In our study, 54% of patients with BR had a positive PSMA PET/CT study, a percentage slightly lower than published by other groups, which may be attributable to various factors. Firstly, because of the lower serum total PSA levels prior to scanning, compared with other studies [23,24,25], we found higher median PSA values in patients with a positive PSMA PET/CT compared with patients with a negative scan (3.51 ng/dL versus 0.43 ng/dL, respectively). Secondly, only patients in which all conventional imaging were negative were submitted to PSMA PET/CT as this modality is not routinely performed in our country due to its high cost. If the source of BR can be identified by cheaper, widely available imaging modalities or if in primary staging metastases are already diagnosed, then PSMA PET/CT would be rarely performed. Also, conventional imaging and other PET-tracer imaging are considerably less sensitive than PSMA PET/CT, especially in patients with low PSA levels as observed in our cohort. So, it is not surprising that we only detected bone metastasis by PMSA PET/CT.

Interestingly, among the 33 patients that developed BR up to 1 year after prostatectomy, 38% of them had BR due to distant metastases. Even assuming that the patients with local recurrence were those with a negative PSMA PET/CT (44%) and those with a positive PSMA uptake in the prostate bed (18%), then only 62% of the patients were likely to have local recurrence. This fact reinforces the idea that PSMA PET/CT is warranted prior to indicating radiotherapy for patients with BR even if within 1 year after surgery.

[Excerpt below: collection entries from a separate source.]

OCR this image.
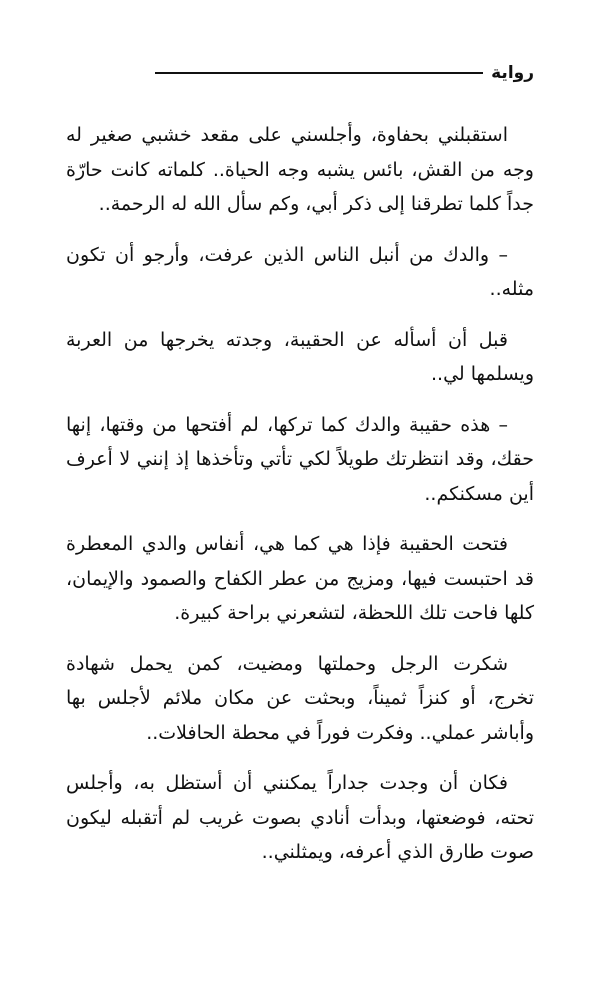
رواية

استقبلني بحفاوة، وأجلسني على مقعد خشبي صغير له وجه من القش، بائس يشبه وجه الحياة.. كلماته كانت حارّة جداً كلما تطرقنا إلى ذكر أبي، وكم سأل الله له الرحمة..

– والدك من أنبل الناس الذين عرفت، وأرجو أن تكون مثله..

قبل أن أسأله عن الحقيبة، وجدته يخرجها من العربة ويسلمها لي..

– هذه حقيبة والدك كما تركها، لم أفتحها من وقتها، إنها حقك، وقد انتظرتك طويلاً لكي تأتي وتأخذها إذ إنني لا أعرف أين مسكنكم..

فتحت الحقيبة فإذا هي كما هي، أنفاس والدي المعطرة قد احتبست فيها، ومزيج من عطر الكفاح والصمود والإيمان، كلها فاحت تلك اللحظة، لتشعرني براحة كبيرة.

شكرت الرجل وحملتها ومضيت، كمن يحمل شهادة تخرج، أو كنزاً ثميناً، وبحثت عن مكان ملائم لأجلس بها وأباشر عملي.. وفكرت فوراً في محطة الحافلات..

فكان أن وجدت جداراً يمكنني أن أستظل به، وأجلس تحته، فوضعتها، وبدأت أنادي بصوت غريب لم أتقبله ليكون صوت طارق الذي أعرفه، ويمثلني..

In the BR group, PSMAwbtb had a significant and direct correlation with PSA values, especially with PSA > 15 ng/mL. Likewise, studies using manual quantification of PSMAwbtb found positive direct relationships with PSA values and no correlation with Gleason scores [11, 26]; with PSA > 4 ng/mL, there seems to be a nearly linear progression of PSMA tumor burden, with a detection rate > 95% [26]. In opposite, we did not find PSMAwbtb to have any correlation with serum PSA values in the primary staging group; highest uptakes were located in the prostate in 83% of patients.

Our study had some limitations. First, it was a retrospective study and included patients in different stages of disease and submitted to heterogenous previous treatment modalities. Secondly, the number of patients in the primary staging group (N = 46) was insufficient to determine if PSMAwbtb metrics would correlate with clinical and laboratory values because we collected these patients’ data from 2018 since publications concerning the benefit of PSMA PET/CT scan for primary staging only began to increase after the year 2018 and with no guidelines to suggest PSMA PET/CT for primary staging of high and intermediate risk prostate cancer [27,28,29,30,31,32].

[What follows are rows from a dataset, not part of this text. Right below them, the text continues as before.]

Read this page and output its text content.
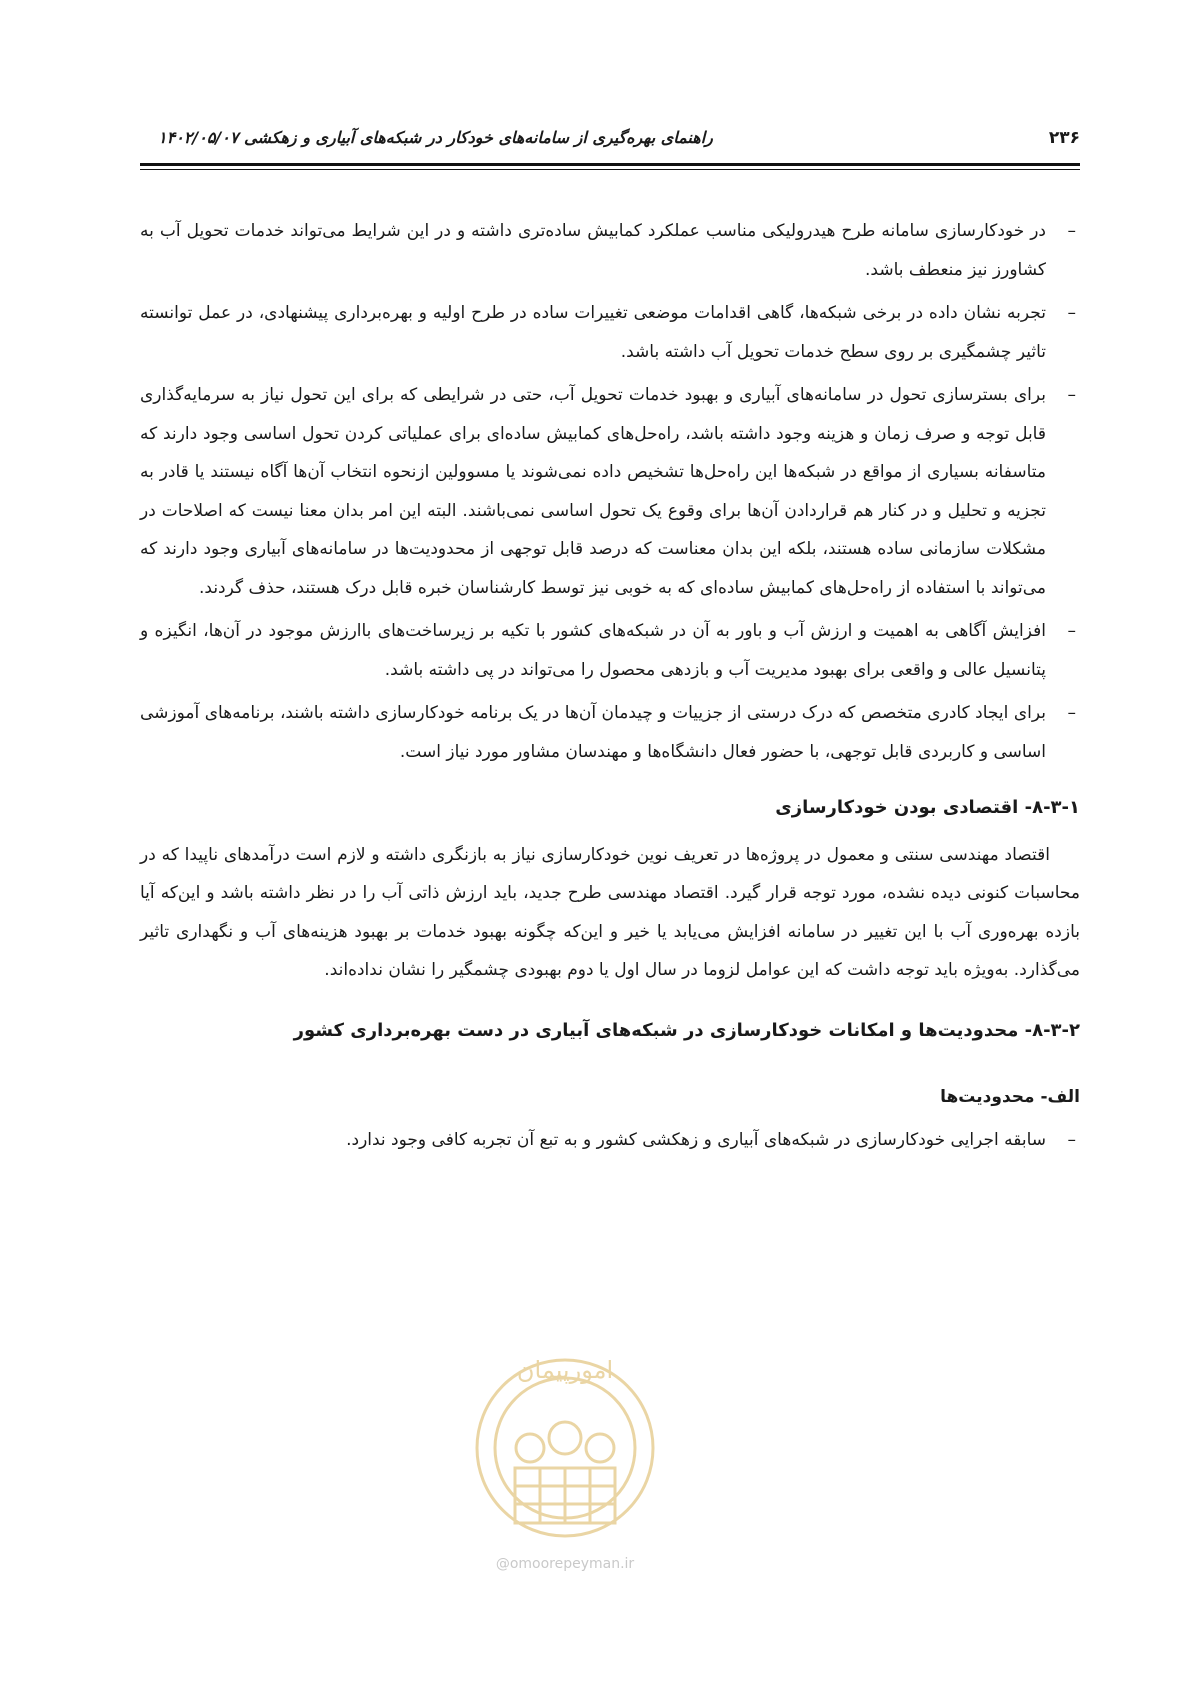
۲۳۶
راهنمای بهره‌گیری از سامانه‌های خودکار در شبکه‌های آبیاری و زهکشی ۱۴۰۲/۰۵/۰۷
–
در خودکارسازی سامانه طرح هیدرولیکی مناسب عملکرد کمابیش ساده‌تری داشته و در این شرایط می‌تواند خدمات تحویل آب به کشاورز نیز منعطف باشد.
–
تجربه نشان داده در برخی شبکه‌ها، گاهی اقدامات موضعی تغییرات ساده در طرح اولیه و بهره‌برداری پیشنهادی، در عمل توانسته تاثیر چشمگیری بر روی سطح خدمات تحویل آب داشته باشد.
–
برای بسترسازی تحول در سامانه‌های آبیاری و بهبود خدمات تحویل آب، حتی در شرایطی که برای این تحول نیاز به سرمایه‌گذاری قابل توجه و صرف زمان و هزینه وجود داشته باشد، راه‌حل‌های کمابیش ساده‌ای برای عملیاتی کردن تحول اساسی وجود دارند که متاسفانه بسیاری از مواقع در شبکه‌ها این راه‌حل‌ها تشخیص داده نمی‌شوند یا مسوولین ازنحوه انتخاب آن‌ها آگاه نیستند یا قادر به تجزیه و تحلیل و در کنار هم قراردادن آن‌ها برای وقوع یک تحول اساسی نمی‌باشند. البته این امر بدان معنا نیست که اصلاحات در مشکلات سازمانی ساده هستند، بلکه این بدان معناست که درصد قابل توجهی از محدودیت‌ها در سامانه‌های آبیاری وجود دارند که می‌تواند با استفاده از راه‌حل‌های کمابیش ساده‌ای که به خوبی نیز توسط کارشناسان خبره قابل درک هستند، حذف گردند.
–
افزایش آگاهی به اهمیت و ارزش آب و باور به آن در شبکه‌های کشور با تکیه بر زیرساخت‌های باارزش موجود در آن‌ها، انگیزه و پتانسیل عالی و واقعی برای بهبود مدیریت آب و بازدهی محصول را می‌تواند در پی داشته باشد.
–
برای ایجاد کادری متخصص که درک درستی از جزییات و چیدمان آن‌ها در یک برنامه خودکارسازی داشته باشند، برنامه‌های آموزشی اساسی و کاربردی قابل توجهی، با حضور فعال دانشگاه‌ها و مهندسان مشاور مورد نیاز است.
۸-۳-۱- اقتصادی بودن خودکارسازی

اقتصاد مهندسی سنتی و معمول در پروژه‌ها در تعریف نوین خودکارسازی نیاز به بازنگری داشته و لازم است درآمدهای ناپیدا که در محاسبات کنونی دیده نشده، مورد توجه قرار گیرد. اقتصاد مهندسی طرح جدید، باید ارزش ذاتی آب را در نظر داشته باشد و این‌که آیا بازده بهره‌وری آب با این تغییر در سامانه افزایش می‌یابد یا خیر و این‌که چگونه بهبود خدمات بر بهبود هزینه‌های آب و نگهداری تاثیر می‌گذارد. به‌ویژه باید توجه داشت که این عوامل لزوما در سال اول یا دوم بهبودی چشمگیر را نشان نداده‌اند.

۸-۳-۲- محدودیت‌ها و امکانات خودکارسازی در شبکه‌های آبیاری در دست بهره‌برداری کشور
الف- محدودیت‌ها
–
سابقه اجرایی خودکارسازی در شبکه‌های آبیاری و زهکشی کشور و به تبع آن تجربه کافی وجود ندارد.
امورپیمان
@omoorepeyman.ir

In conclusion, PSMAwbtb has a strong correlation to patient age and serum PSA in patients with BR; however, determining PSMAwbtb may not be useful in the primary staging setting. PSMAwbtb could potentially be helpful as a prognostic indicator and to objectively predict both the likelihood of a positive scan according to the PSMA values and outcome after therapy.